Lisa Holdsworth is originally from Leeds and has worked in television in the city since she graduated.  Lisa’s first commission was an episode of FAT FRIENDS which she devised herself and was shortlisted for a Best New Writer BAFTA.

Since then, she has written an original play for Radio 4 and spent three years on the EMMERDALE writing team. She left to write for the third series of the BBC’s police drama NEW TRICKS.

She has contributed to the show ever since and is about to start work on an episode for series eight.  She has also written on four series of WATERLOO ROAD including a feature length series opener.

She wrote two of the final series of ROBIN HOOD; including the much-discussed ORIGINS episode. She currently has projects in development with several production companies and the BBC.

Q:  What was your favourite film as a kid?

A:  PRETTY IN PINK – I was a sucker for a fairytale makeover.  Twenty-five years later and I still love John Hughes movies.

Q: Who inspired you when you were starting out?

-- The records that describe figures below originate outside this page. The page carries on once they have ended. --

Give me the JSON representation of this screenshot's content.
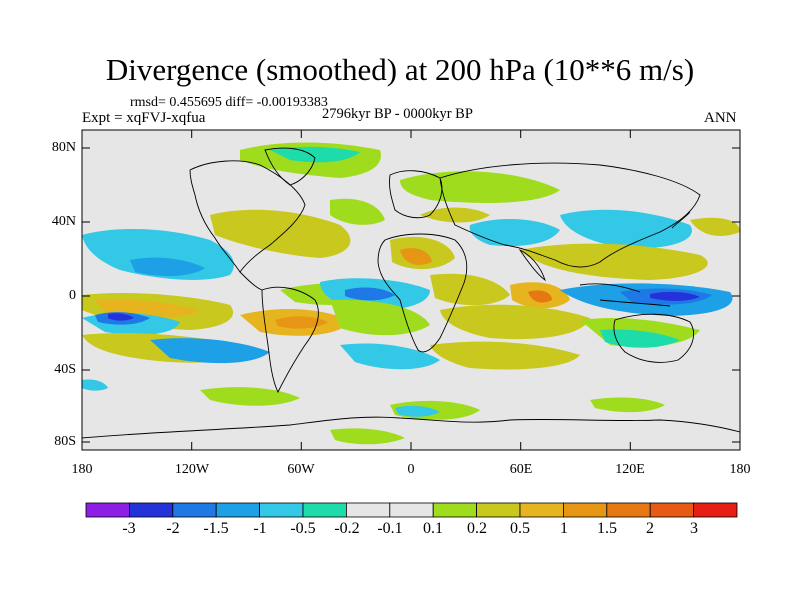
{
  "title": "Divergence (smoothed) at 200 hPa (10**6 m/s)",
  "stats_line": "rmsd= 0.455695 diff= -0.00193383",
  "experiment_label": "Expt = xqFVJ-xqfua",
  "period_label": "2796kyr BP - 0000kyr BP",
  "season_label": "ANN",
  "lat_labels": [
    "80N",
    "40N",
    "0",
    "40S",
    "80S"
  ],
  "lon_labels": [
    "180",
    "120W",
    "60W",
    "0",
    "60E",
    "120E",
    "180"
  ],
  "colorbar": {
    "colors": [
      "#8c1ee6",
      "#2332d9",
      "#1e78e6",
      "#1ea0e6",
      "#32c8e6",
      "#1edcaa",
      "#e6e6e6",
      "#a0dc1e",
      "#c8c81e",
      "#e6b41e",
      "#e69614",
      "#e67814",
      "#e65a14",
      "#e61e14"
    ],
    "labels": [
      "-3",
      "-2",
      "-1.5",
      "-1",
      "-0.5",
      "-0.2",
      "-0.1",
      "0.1",
      "0.2",
      "0.5",
      "1",
      "1.5",
      "2",
      "3"
    ]
  }
}
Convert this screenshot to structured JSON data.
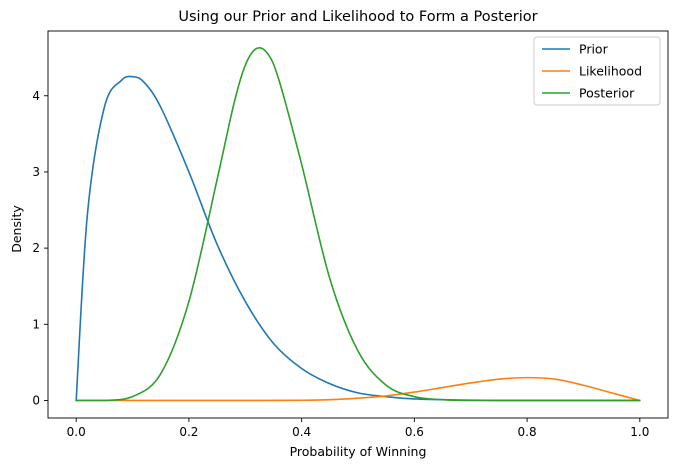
{
  "chart_data": {
    "type": "line",
    "title": "Using our Prior and Likelihood to Form a Posterior",
    "xlabel": "Probability of Winning",
    "ylabel": "Density",
    "xlim": [
      -0.05,
      1.05
    ],
    "ylim": [
      -0.23,
      4.85
    ],
    "xticks": [
      "0.0",
      "0.2",
      "0.4",
      "0.6",
      "0.8",
      "1.0"
    ],
    "yticks": [
      "0",
      "1",
      "2",
      "3",
      "4"
    ],
    "grid": false,
    "legend_position": "top-right",
    "series": [
      {
        "name": "Prior",
        "color": "#1f77b4",
        "x": [
          0.0,
          0.02,
          0.05,
          0.08,
          0.1,
          0.12,
          0.15,
          0.2,
          0.25,
          0.3,
          0.35,
          0.4,
          0.45,
          0.5,
          0.55,
          0.6,
          0.7,
          0.8,
          0.9,
          1.0
        ],
        "y": [
          0.0,
          2.45,
          3.85,
          4.2,
          4.25,
          4.18,
          3.85,
          3.0,
          2.05,
          1.3,
          0.75,
          0.42,
          0.22,
          0.1,
          0.05,
          0.02,
          0.004,
          0.0,
          0.0,
          0.0
        ]
      },
      {
        "name": "Likelihood",
        "color": "#ff7f0e",
        "x": [
          0.0,
          0.3,
          0.4,
          0.45,
          0.5,
          0.55,
          0.6,
          0.65,
          0.7,
          0.75,
          0.8,
          0.85,
          0.9,
          0.95,
          1.0
        ],
        "y": [
          0.0,
          0.0,
          0.003,
          0.01,
          0.03,
          0.06,
          0.11,
          0.17,
          0.23,
          0.28,
          0.3,
          0.28,
          0.2,
          0.1,
          0.0
        ]
      },
      {
        "name": "Posterior",
        "color": "#2ca02c",
        "x": [
          0.0,
          0.05,
          0.1,
          0.15,
          0.2,
          0.25,
          0.28,
          0.3,
          0.32,
          0.34,
          0.36,
          0.4,
          0.45,
          0.5,
          0.55,
          0.6,
          0.65,
          0.7,
          0.8,
          0.9,
          1.0
        ],
        "y": [
          0.0,
          0.0,
          0.05,
          0.35,
          1.3,
          2.9,
          3.9,
          4.4,
          4.62,
          4.55,
          4.2,
          3.1,
          1.6,
          0.65,
          0.2,
          0.05,
          0.01,
          0.0,
          0.0,
          0.0,
          0.0
        ]
      }
    ]
  }
}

A:  Kay Mellor. She came from the same city as me and wrote about warm, female Northern characters.  She was taken seriously as a writer.

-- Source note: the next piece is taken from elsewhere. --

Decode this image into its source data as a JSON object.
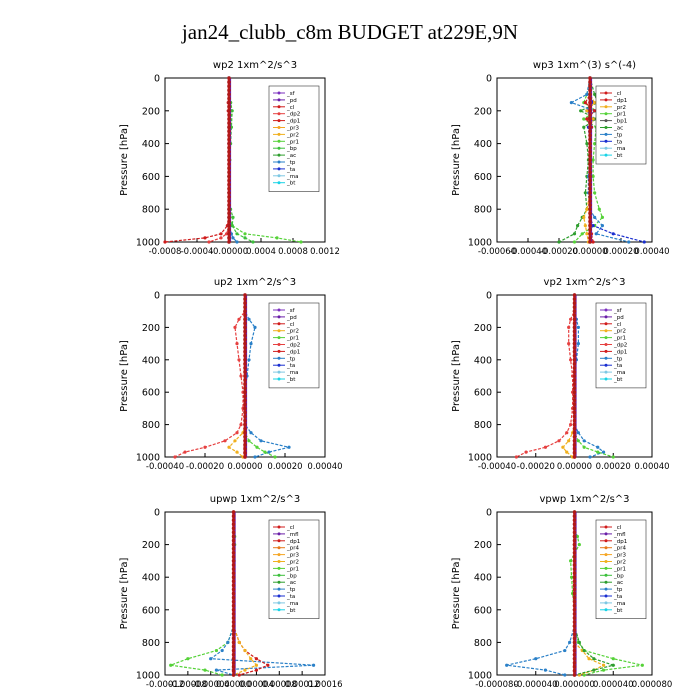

Q: What was your big break?

A:  Kay read one of my scripts and liked it. She offered me a job as her PA. Whilst I was booking trains and typing letters, she decided to do a second series of FAT FRIENDS. We had a story meeting and she encouraged me to participate. I went home that weekend and wrote a story pitch for an episode and Kay commissioned it.

Q: What was the best day in your career?

A:  The day John Yorke commissioned my pilot on the strength of a five minute verbal pitch.

Q: What has been your most important lesson?

A:  Write your first draft just for you, always remembering that you will be the only person that will ever see it in its raw state.

Q: If a niece or nephew wanted to be in the business, what would you advise them?

A: Don’t do it for the money, do it for love.

Q: What is the hardest part of your job and how do you overcome it?

A:  The constant rejection.  You just have to absorb it and constantly think, “Screw ‘em. It’s their loss”.

Q: What do you feel is a writer’s or filmmaker’s key responsibility?

A:  A writer’s responsibility is to create a document (the script) that gives a director and the actors absolutely everything they need to get your idea/vision on screen.

Q: What mistakes do you see writers or filmmakers making over and over?

A:  Over-writing – getting bogged down in details/incident that don’t serve the story or the characters. Cut, cut and then cut again.

Q: What advice would you offer a writer or filmmaker?

A:  Write what you are passionate about or get passionate about what you are writing.